Antonio DeVargas, acting as personal representative of his daughter’s estate and on behalf of her minor children, filed suit against the jail and its employees, alleging a litany of constitutional torts related to their deliberate indifference to DeVargas’s serious medical needs and her cruel and excessive treatment as she lay dying in the hospital. The complaint also chronicled the jail’s long history of abuses, including medical neglect, noting millions of dollars paid out to settle detainees’ claims. The complaint further detailed how the county had hired a reform-­minded corrections chief, Annabelle Romero, two years after the federal Department of Justice (DOJ) opened an investigation into systemic constitutional violations at the jail in 2003—only to fire Romero as soon as DOJ settled with the county in 2008.

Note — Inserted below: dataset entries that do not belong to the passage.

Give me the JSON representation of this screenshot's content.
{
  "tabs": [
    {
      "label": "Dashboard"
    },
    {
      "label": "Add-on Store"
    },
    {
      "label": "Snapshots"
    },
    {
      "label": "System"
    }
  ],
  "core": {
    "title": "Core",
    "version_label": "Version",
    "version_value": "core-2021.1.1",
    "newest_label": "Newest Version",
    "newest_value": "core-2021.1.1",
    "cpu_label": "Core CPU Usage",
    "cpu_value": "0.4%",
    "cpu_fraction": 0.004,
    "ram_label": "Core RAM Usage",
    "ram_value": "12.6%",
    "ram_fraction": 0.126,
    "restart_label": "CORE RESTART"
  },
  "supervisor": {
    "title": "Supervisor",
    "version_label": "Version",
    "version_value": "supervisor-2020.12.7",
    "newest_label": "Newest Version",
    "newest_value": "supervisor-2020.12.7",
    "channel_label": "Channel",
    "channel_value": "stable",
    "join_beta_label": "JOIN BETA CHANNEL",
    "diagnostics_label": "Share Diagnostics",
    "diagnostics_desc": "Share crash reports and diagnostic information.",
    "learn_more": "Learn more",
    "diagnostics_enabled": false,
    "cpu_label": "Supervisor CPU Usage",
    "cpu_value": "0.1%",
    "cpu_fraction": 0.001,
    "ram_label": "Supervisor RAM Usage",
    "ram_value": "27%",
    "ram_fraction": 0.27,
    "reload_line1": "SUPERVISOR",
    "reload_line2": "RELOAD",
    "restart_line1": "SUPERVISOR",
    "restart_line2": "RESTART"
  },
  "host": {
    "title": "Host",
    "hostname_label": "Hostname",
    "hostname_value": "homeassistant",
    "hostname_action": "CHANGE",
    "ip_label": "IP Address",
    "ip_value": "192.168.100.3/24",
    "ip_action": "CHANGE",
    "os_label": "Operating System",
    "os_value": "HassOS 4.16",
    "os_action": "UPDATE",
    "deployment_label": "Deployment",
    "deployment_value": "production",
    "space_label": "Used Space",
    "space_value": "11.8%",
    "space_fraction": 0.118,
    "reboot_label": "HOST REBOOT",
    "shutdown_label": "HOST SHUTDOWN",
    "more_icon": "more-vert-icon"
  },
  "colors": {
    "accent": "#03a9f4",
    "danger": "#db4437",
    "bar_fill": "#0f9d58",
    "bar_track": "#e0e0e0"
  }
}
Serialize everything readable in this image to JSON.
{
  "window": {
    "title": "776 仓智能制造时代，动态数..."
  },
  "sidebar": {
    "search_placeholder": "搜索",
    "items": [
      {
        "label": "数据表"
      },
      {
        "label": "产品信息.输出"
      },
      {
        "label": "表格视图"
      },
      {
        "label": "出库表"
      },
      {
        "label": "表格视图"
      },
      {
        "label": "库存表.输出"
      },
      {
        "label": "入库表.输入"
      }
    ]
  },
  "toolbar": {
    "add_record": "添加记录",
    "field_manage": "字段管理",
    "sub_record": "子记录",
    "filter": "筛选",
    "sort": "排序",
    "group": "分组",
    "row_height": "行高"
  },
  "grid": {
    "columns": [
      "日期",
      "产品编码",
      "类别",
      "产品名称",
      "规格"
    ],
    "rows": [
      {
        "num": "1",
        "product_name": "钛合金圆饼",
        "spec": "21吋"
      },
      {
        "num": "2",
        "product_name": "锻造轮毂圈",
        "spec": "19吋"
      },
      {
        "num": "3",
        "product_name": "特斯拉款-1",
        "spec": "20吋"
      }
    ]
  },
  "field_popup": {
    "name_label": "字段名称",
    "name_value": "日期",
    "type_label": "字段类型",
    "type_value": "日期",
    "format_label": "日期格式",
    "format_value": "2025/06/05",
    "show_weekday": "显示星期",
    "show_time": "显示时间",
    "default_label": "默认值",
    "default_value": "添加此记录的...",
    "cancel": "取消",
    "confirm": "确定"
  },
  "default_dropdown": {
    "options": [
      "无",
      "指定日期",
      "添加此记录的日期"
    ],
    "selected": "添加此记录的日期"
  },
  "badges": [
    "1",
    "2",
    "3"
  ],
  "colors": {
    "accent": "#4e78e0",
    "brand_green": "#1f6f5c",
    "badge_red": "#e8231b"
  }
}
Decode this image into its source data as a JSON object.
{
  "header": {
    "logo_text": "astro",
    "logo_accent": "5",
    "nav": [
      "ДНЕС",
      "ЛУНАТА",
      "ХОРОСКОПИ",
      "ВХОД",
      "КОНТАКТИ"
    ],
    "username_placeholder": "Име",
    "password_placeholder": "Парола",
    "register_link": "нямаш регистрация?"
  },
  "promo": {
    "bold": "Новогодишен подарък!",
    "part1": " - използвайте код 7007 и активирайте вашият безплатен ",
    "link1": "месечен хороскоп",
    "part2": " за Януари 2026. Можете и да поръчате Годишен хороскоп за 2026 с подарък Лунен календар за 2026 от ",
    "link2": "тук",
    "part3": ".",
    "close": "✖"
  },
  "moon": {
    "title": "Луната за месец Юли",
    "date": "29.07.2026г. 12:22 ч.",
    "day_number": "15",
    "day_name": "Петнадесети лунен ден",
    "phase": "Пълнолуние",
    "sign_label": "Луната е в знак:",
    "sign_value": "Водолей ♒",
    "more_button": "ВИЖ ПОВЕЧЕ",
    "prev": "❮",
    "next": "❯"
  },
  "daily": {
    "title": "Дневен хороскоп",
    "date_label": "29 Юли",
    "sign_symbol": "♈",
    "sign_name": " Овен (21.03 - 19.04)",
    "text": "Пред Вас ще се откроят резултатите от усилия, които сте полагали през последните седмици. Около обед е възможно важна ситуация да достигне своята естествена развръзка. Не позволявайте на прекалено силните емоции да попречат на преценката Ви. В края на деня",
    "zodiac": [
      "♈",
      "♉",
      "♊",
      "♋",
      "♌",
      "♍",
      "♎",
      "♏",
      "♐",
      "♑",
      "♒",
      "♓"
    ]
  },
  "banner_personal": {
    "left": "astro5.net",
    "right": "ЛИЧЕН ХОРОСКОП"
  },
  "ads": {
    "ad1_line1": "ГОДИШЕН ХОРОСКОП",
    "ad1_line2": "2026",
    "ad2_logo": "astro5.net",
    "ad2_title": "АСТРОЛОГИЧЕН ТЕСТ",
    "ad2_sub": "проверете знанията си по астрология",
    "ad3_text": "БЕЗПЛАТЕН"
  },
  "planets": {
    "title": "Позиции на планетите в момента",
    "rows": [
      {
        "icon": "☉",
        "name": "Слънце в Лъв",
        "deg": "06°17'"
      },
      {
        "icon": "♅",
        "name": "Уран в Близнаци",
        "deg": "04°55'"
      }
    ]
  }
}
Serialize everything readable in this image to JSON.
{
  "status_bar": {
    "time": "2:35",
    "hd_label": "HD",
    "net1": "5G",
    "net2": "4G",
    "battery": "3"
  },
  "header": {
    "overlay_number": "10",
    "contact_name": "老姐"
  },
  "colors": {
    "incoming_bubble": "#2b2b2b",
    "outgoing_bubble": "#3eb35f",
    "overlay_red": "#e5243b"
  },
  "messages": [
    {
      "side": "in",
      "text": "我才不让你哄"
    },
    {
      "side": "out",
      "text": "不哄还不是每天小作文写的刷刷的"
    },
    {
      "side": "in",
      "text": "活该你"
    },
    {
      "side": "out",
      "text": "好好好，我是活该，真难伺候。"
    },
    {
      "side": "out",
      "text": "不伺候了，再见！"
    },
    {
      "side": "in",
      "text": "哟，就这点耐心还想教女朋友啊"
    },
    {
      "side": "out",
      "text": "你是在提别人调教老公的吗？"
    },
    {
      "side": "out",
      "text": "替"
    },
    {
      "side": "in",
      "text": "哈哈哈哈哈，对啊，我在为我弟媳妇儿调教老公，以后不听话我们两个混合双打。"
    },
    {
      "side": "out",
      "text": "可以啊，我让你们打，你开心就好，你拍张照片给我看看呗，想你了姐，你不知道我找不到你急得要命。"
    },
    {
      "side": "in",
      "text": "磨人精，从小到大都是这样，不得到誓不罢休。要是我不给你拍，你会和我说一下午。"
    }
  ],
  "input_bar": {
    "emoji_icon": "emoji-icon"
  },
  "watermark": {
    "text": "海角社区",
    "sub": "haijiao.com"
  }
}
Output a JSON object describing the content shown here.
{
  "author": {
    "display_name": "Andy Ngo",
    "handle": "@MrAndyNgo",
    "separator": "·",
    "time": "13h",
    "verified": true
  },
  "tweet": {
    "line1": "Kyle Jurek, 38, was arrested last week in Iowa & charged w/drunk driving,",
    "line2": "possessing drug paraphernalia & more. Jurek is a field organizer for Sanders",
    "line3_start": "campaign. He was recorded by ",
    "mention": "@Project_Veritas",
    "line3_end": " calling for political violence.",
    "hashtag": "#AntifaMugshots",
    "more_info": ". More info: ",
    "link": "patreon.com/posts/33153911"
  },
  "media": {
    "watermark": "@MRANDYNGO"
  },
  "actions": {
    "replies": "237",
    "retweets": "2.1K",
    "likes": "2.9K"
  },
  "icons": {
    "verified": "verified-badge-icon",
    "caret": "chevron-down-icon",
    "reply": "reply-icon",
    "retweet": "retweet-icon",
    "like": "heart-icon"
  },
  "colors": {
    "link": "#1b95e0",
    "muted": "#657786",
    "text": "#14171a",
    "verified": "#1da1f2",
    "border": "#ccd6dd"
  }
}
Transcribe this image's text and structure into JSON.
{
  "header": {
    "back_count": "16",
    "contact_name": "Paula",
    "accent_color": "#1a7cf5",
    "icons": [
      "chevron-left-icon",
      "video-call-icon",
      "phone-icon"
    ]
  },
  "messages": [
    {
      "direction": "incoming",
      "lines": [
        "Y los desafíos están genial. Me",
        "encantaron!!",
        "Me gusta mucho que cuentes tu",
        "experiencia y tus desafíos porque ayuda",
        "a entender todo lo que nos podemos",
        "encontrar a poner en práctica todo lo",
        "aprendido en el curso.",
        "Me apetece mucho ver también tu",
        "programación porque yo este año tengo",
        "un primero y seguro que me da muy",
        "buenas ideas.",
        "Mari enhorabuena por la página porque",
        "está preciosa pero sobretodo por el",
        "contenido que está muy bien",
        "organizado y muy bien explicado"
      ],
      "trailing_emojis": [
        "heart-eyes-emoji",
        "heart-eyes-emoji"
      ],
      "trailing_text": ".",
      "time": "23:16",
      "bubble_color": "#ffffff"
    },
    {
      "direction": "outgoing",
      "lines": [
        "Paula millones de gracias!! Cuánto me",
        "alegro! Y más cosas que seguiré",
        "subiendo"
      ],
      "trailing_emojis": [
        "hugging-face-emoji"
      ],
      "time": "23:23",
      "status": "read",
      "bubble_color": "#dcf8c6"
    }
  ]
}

Faced with these grim facts, the county decided not to risk a jury trial. Without admitting any wrongdoing, it agreed to pay DeVargas’s estate a total of $787,500, plus another $3,000 to the hospital for end-­of-­life care provided to her, and an undetermined amount for a guardian ad litem to manage the settlement funds on behalf of her minor children. The payout included costs and fees for the estate’s attorneys, Katherine Murray of Egolf+Ferlic+Martinez+Harwood LLC and fellow Santa Fe attorneys Daniel Yohalem and Richard Rosenstock. See: DeVargas v. Bd. of Cty. Comm. Santa Fe Cty., USDC (D.N.M.), Case No. 1:21-­cv-­00271.